Monday, July 25, 2011

Love Your Neighbor as Yourself

Paraphrasing and Reflecting on C.S.Lewis from Mere Christianity:

To love ourselves is not to think well of ourselves, to think that we are nice people when indeed we are sometimes not nice at all.  Nor does loving ourselves mean forgetting and excusing the evil we have inflicted on others.  But loving ourselves does mean that we hope for better from ourselves, that we look forward to making amends, that we not remain in the gutter forever.

We do not always think affectionately of ourselves, or even enjoy our own company.  We do not have to feel fond of our neighbor in order to "love him as we love ourselves."  We are even permitted to hate the things he does, just as we often hate the things we ourselves do. 

What we are not permitted to do is to rejoice in the evil he has done, or in the evil that befalls him because of the things he has done.  We must always regret both evils, just as we would for ourselves.

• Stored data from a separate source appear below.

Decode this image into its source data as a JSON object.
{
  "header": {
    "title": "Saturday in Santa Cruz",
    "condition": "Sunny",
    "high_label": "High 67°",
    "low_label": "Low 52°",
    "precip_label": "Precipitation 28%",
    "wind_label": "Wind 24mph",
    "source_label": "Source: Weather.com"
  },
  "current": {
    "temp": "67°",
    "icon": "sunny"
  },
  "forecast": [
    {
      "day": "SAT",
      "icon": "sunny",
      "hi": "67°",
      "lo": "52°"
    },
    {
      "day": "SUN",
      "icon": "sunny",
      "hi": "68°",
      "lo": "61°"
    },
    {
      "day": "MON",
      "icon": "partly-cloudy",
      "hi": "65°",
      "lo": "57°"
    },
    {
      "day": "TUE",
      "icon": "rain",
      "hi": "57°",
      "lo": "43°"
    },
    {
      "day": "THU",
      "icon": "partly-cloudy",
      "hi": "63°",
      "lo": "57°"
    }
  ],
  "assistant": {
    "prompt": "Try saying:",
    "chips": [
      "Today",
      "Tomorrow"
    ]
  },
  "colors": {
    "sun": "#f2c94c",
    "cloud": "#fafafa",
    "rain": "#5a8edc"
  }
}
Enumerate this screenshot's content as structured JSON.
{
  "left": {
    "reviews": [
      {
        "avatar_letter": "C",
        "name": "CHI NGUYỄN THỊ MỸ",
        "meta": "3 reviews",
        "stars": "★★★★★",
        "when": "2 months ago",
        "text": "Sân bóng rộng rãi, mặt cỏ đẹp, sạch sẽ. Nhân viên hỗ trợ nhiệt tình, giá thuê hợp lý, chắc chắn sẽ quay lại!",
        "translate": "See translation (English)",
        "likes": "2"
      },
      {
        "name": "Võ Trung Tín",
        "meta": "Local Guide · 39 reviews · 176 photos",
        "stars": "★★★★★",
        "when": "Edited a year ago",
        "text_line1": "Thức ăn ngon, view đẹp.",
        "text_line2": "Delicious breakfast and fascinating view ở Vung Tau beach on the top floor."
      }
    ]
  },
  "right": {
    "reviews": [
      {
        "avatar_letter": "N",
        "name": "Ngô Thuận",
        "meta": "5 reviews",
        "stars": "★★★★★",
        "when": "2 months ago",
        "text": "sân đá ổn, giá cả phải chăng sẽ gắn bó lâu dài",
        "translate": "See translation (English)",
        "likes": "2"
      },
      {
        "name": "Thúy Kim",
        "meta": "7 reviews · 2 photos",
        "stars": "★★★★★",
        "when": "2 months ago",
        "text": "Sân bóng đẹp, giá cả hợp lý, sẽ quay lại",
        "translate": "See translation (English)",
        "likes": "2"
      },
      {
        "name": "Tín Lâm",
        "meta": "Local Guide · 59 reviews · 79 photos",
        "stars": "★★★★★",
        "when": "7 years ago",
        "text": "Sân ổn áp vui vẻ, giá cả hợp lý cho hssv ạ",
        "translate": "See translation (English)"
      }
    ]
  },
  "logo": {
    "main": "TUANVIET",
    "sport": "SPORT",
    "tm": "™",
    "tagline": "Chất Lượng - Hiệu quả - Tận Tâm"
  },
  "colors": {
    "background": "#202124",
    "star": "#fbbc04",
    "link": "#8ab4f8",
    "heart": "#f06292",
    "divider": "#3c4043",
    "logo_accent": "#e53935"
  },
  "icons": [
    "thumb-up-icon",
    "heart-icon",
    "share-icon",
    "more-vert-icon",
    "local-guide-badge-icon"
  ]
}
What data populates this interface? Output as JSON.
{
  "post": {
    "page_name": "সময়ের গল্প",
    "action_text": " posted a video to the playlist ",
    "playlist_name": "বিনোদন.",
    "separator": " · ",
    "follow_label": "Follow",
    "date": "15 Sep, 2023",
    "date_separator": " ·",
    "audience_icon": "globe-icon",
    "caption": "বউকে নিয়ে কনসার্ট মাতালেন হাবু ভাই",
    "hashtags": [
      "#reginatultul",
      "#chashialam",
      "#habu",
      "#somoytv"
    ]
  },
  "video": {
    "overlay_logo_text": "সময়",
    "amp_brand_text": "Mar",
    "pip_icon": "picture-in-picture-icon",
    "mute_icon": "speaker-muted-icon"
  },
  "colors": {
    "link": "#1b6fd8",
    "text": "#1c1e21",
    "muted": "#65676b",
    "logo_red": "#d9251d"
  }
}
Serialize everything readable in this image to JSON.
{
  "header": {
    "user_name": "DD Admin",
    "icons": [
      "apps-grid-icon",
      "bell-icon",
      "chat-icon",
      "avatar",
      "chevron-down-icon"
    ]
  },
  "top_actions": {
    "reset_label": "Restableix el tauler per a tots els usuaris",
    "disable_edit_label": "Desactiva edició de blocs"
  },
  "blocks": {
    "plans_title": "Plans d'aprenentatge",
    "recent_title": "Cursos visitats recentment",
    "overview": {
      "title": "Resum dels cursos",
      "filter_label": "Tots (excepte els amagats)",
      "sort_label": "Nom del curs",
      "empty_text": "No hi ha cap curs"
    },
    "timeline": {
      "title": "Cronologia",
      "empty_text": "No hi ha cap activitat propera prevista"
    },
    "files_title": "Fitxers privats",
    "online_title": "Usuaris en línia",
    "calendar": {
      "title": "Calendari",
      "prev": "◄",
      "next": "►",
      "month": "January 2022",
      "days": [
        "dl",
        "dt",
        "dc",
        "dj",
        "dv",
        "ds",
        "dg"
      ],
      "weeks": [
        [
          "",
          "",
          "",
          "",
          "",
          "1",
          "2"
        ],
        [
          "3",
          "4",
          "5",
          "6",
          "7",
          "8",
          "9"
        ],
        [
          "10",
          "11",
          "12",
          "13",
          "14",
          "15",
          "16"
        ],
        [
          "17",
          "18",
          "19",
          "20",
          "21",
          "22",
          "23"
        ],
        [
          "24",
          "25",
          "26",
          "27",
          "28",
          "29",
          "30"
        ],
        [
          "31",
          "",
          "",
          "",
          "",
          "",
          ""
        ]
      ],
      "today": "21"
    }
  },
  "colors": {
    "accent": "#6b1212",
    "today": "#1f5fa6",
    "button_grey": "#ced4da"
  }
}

I once asked one of my students (who volunteered for the experiment) to "model" the kind of love God has for each one of us---agape love. 

There were 24 students in the class.  I asked her to look around and to say whether she felt close friendship, or even affection, for everyone in the class.  Of course, her answer was "No."  Then I asked if she wished harm toward anyone in the class.  Again, her answer was "No."  I asked whether she hoped that each one would reach his/her full potential, and that no evil would prevent that from happening.  This time, she said, "Yes."  "Then," I told her, "you love them as you love yourself.  You love them the way God loves us."

If our gut wrenches when we discover evil coming from or happening to another person, we love that person as we love ourselves.  If we hope for something better for that person in this life or in the next, we love him as we love ourselves.  It has nothing to do with feeling the person sweet or attractive; it has everything to do with what we desire for that person, even if he/she is sitting on death row in a prison.  If we want revenge, we do not love him as we love ourselves. 

As 1 Cor. 13 puts it, love never fails; love bears all things, hopes all things, endures all things, rejoices not in evil-----these are all the ways we "put up with ourselves," and the ways we love our neighbor.